In 1843, Alexander Campbell was avoiding a storm in a cove that’s now known as Port Campbell, which is the largest town in the Port Campbell National Park. To protect the 12 Apostles and nearby stone formations, the area became a National Park in 1965, for the next 15-20 years the park grew in size from around 700 hectares to more than 1,700 hectares.

How the coastline was formed

The entire Port Campbell National Park is sitting on ancient seabed made of Limestone that formed millions years ago.

Around 20 million years ago, this entire coastline was deep under water. Plant and and fish that died and sunk to the bottom of the ocean, alongside other ocean debris and sand from rivers all compacted from the pressure of the water to form the Sandstone & Limestone. Limestone is Sandstone (sedimentary rock) with 50% or more of it being fossils.

The ocean eventually retreated and then begun to erode the coastline to form the rugged cliffs and stone formations that exist today. The current water level was reached around 6,000 years ago after the last Ice Age.

At first, the water and wind creates caves in the cliffs. Weak stone erodes and huge tunnels can be formed that go for hundreds of metres into the land. With a bit of luck, a whole area will crumble away and leave just the entrance to tunnel, which then looks like a huge arch such as the London Bridge. With more time, the centre of the arch will collapse and ‘stacks’ are left, just like the Apostles.


Port Campbell National Park Coastline

Accommodation & places to stay

As the Port Campbell National Park is worth spending a few days at and is around 3 hours west of Melbourne, you’ll be needing somewhere to spend one or a few nights.

There are several towns in and around the Port Campbell National Park and almost 100 campgrounds with-in 100kms of the park, so there are plenty of options to chose from.

Port Campbell is the main town inside the national park.
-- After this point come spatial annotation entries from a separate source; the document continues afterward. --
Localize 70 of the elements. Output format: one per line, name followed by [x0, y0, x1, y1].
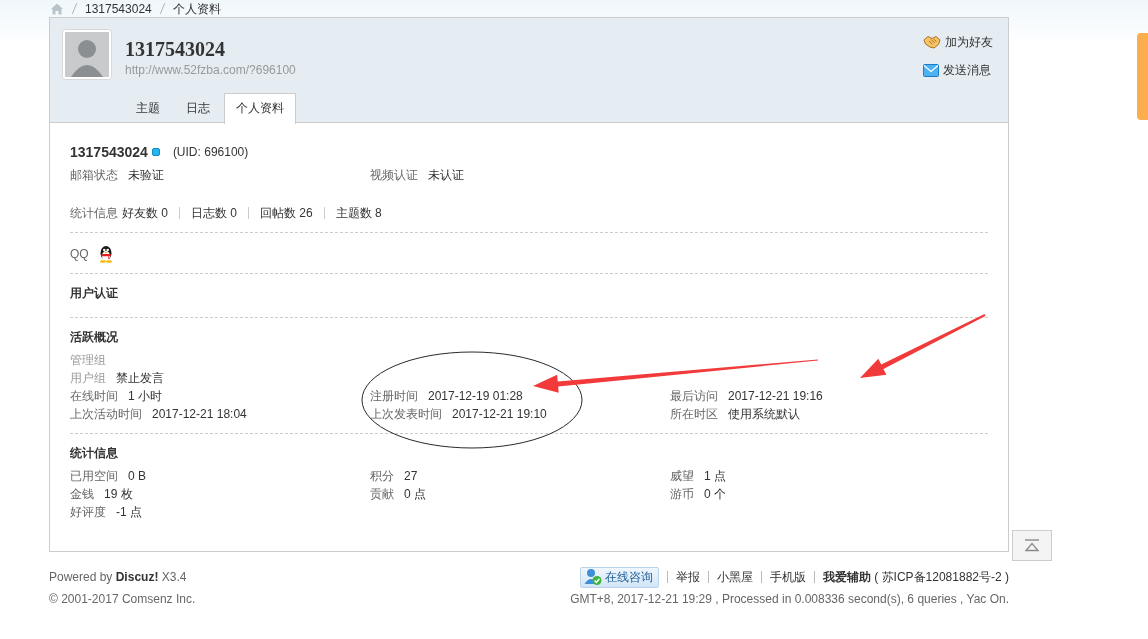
icp-link[interactable]: ( 苏ICP备12081882号-2 ): [874, 568, 1009, 586]
up-arrow-icon: [1024, 539, 1040, 552]
section-heading: 用户认证: [70, 285, 119, 302]
field-value: 1 小时: [128, 388, 162, 405]
field-value: 2017-12-21 19:10: [452, 406, 547, 423]
username: 1317543024: [70, 143, 148, 161]
breadcrumb-link[interactable]: 个人资料: [172, 1, 221, 16]
stat-link[interactable]: 日志数 0: [191, 204, 238, 222]
field-label: 视频认证: [370, 167, 418, 184]
footer-link[interactable]: 举报: [676, 568, 701, 586]
field-label: 威望: [670, 468, 694, 485]
field-value: 0 点: [404, 486, 426, 503]
profile-name: 1317543024: [125, 37, 225, 61]
online-consult-button[interactable]: 在线咨询: [580, 566, 660, 588]
field-label: 所在时区: [670, 406, 718, 423]
field-value: 禁止发言: [116, 370, 164, 387]
field-value: 使用系统默认: [728, 406, 800, 423]
field-label: 已用空间: [70, 468, 118, 485]
status-text: GMT+8, 2017-12-21 19:29 , Processed in 0.008336 second(s), 6 queries , Yac On.: [570, 591, 1009, 608]
penguin-icon[interactable]: [97, 245, 114, 263]
stats-label: 统计信息: [70, 205, 118, 222]
field-label: 上次活动时间: [70, 406, 142, 423]
back-to-top-button[interactable]: [1012, 530, 1052, 561]
field-label: 好评度: [70, 504, 106, 521]
mail-icon: [923, 63, 939, 77]
field-value: 0 个: [704, 486, 726, 503]
qq-label: QQ: [70, 247, 89, 261]
send-message-link[interactable]: 发送消息: [943, 62, 991, 78]
stat-link[interactable]: 主题数 8: [335, 204, 382, 222]
tab[interactable]: 主题: [124, 93, 172, 124]
handshake-icon: [923, 35, 941, 49]
section-heading: 活跃概况: [70, 329, 119, 346]
uid-text: (UID: 696100): [172, 144, 249, 161]
footer-link[interactable]: 手机版: [770, 568, 807, 586]
site-name-link[interactable]: 我爱辅助: [823, 568, 872, 586]
add-friend-link[interactable]: 加为好友: [945, 34, 993, 50]
field-label: 上次发表时间: [370, 406, 442, 423]
copyright-text: © 2001-2017 Comsenz Inc.: [49, 591, 196, 608]
home-icon[interactable]: [50, 2, 64, 15]
field-value: 2017-12-21 18:04: [152, 406, 247, 423]
field-label: 用户组: [70, 370, 106, 387]
field-label: 贡献: [370, 486, 394, 503]
field-label: 游币: [670, 486, 694, 503]
field-label: 最后访问: [670, 388, 718, 405]
field-label: 管理组: [70, 352, 106, 369]
field-value: 未验证: [128, 167, 164, 184]
field-value: 19 枚: [104, 486, 133, 503]
field-value: 27: [404, 468, 418, 485]
tab[interactable]: 日志: [174, 93, 222, 124]
field-label: 金钱: [70, 486, 94, 503]
user-check-icon: [584, 568, 603, 586]
stat-link[interactable]: 回帖数 26: [260, 204, 313, 222]
field-value: 1 点: [704, 468, 726, 485]
field-label: 在线时间: [70, 388, 118, 405]
field-value: 未认证: [428, 167, 464, 184]
powered-by-text: Powered by Discuz! X3.4: [49, 569, 187, 586]
section-heading: 统计信息: [70, 445, 119, 462]
tab[interactable]: 个人资料: [224, 93, 296, 124]
field-label: 邮箱状态: [70, 167, 118, 184]
field-value: 0 B: [128, 468, 146, 485]
field-value: -1 点: [116, 504, 142, 521]
breadcrumb-link[interactable]: 1317543024: [85, 1, 152, 16]
stat-link[interactable]: 好友数 0: [122, 204, 168, 222]
field-value: 2017-12-19 01:28: [428, 388, 523, 405]
status-square-icon: [151, 148, 160, 156]
field-value: 2017-12-21 19:16: [728, 388, 823, 405]
field-label: 积分: [370, 468, 394, 485]
field-label: 注册时间: [370, 388, 418, 405]
avatar-icon: [62, 29, 112, 80]
footer-link[interactable]: 小黑屋: [717, 568, 754, 586]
It has dozens of accommodation options, from luxury holiday homes to beautiful boutique hotels. You’ll also find more cost effective options, such as the camping park and backpackers hostel.
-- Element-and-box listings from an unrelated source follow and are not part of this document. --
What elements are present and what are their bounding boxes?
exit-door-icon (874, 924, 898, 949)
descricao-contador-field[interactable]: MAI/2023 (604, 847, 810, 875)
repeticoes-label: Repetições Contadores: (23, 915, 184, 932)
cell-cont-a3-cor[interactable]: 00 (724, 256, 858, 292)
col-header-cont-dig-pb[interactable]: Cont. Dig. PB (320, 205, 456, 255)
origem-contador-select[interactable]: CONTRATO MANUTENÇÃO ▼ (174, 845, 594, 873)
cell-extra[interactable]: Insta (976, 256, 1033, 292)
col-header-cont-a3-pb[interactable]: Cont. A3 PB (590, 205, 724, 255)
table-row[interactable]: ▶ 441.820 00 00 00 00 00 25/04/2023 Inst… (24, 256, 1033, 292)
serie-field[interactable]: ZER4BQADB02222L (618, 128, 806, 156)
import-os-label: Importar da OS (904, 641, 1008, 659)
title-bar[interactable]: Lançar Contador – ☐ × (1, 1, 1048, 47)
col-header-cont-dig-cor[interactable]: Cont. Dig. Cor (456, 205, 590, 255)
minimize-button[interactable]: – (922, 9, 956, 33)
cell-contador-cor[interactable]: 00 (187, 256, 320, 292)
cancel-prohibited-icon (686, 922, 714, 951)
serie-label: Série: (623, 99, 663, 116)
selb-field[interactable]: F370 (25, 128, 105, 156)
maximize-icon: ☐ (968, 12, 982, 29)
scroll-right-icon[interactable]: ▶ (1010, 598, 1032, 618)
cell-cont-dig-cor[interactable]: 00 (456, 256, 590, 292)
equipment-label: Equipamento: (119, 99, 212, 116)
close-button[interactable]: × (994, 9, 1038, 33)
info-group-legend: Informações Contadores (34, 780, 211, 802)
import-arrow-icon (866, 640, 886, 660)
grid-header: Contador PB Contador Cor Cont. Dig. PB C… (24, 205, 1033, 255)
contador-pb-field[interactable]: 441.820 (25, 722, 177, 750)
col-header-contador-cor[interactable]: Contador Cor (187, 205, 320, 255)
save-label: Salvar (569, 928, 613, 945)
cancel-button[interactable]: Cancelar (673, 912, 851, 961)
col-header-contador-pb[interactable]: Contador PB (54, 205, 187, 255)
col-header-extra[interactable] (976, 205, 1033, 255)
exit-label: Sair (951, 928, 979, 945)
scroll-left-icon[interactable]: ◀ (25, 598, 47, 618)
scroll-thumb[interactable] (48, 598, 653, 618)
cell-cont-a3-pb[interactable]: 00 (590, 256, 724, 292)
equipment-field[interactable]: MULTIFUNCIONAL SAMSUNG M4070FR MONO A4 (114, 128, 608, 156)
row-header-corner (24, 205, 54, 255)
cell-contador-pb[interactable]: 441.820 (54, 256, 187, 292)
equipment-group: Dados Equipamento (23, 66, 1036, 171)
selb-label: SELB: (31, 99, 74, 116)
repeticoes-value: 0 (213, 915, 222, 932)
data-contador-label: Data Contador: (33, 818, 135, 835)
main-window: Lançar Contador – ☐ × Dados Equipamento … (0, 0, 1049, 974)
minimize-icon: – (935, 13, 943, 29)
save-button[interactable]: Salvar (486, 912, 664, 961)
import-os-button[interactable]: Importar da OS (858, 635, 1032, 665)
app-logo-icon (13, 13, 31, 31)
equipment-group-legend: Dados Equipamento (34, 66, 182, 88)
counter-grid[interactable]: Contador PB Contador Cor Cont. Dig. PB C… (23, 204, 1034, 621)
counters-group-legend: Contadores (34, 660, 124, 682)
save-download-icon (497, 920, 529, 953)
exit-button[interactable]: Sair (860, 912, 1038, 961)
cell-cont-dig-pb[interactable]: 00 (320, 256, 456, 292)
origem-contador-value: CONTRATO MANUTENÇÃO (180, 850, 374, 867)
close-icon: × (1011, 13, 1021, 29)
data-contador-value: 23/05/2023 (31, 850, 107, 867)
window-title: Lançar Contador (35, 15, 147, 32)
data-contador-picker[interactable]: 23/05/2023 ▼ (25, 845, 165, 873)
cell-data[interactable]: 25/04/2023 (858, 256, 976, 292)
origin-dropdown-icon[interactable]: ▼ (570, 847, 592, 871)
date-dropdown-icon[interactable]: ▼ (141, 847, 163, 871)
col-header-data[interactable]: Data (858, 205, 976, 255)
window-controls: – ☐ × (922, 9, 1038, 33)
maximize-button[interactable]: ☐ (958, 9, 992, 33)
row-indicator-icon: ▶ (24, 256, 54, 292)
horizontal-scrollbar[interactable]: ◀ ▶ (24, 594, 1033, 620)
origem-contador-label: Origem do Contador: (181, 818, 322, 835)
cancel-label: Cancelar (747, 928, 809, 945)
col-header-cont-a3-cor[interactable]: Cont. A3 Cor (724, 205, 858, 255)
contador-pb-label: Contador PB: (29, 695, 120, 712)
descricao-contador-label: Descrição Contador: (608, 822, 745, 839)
Camping in the Port Campbell National Park

Other than the dozens of campsites in national and state parks near the Port Campbell National Park, there are a huge amount of options for camping right in the Port Campbell NP itself, although they will be at private camping parks.
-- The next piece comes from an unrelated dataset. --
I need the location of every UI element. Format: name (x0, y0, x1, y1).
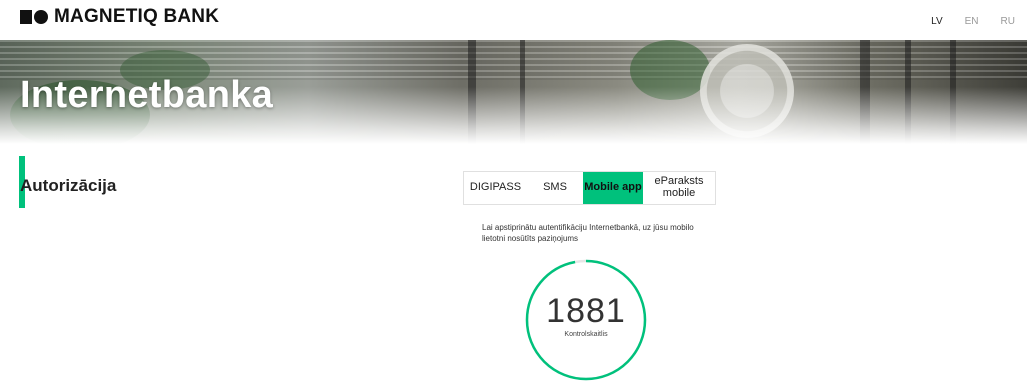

You can drive straight into Port Campbell where you’ll find some large and busy private camping parks, otherwise for somewhere with facilities but with a little bit more of a remote feeling, head ten minutes to the east of Port Campbell to Princetown.

There are two main campgrounds in Princetown. The Apostles Camping Park is in the centre of Princetown, opposite the 12 Apostles Inn, which has decent affordable accommodation. Here, you can pull in your caravan, set up a tent or rent a cabin. The Apostles Camping Park is super neat, very well kept, comes with nice views of the Princetown wetlands. The facilities are clean and in good working order.

Next to the Gellibrand River, between the centre of Princetown and the beach is the Princetown Recreation Reserve. This is the most affordable camping option where you can set up a tent on the old cricket oval, camping beside the Kangaroos with the mighty roar of the Southern Ocean crashing into the nearby Gellibrand River Mouth to nurse you through the night.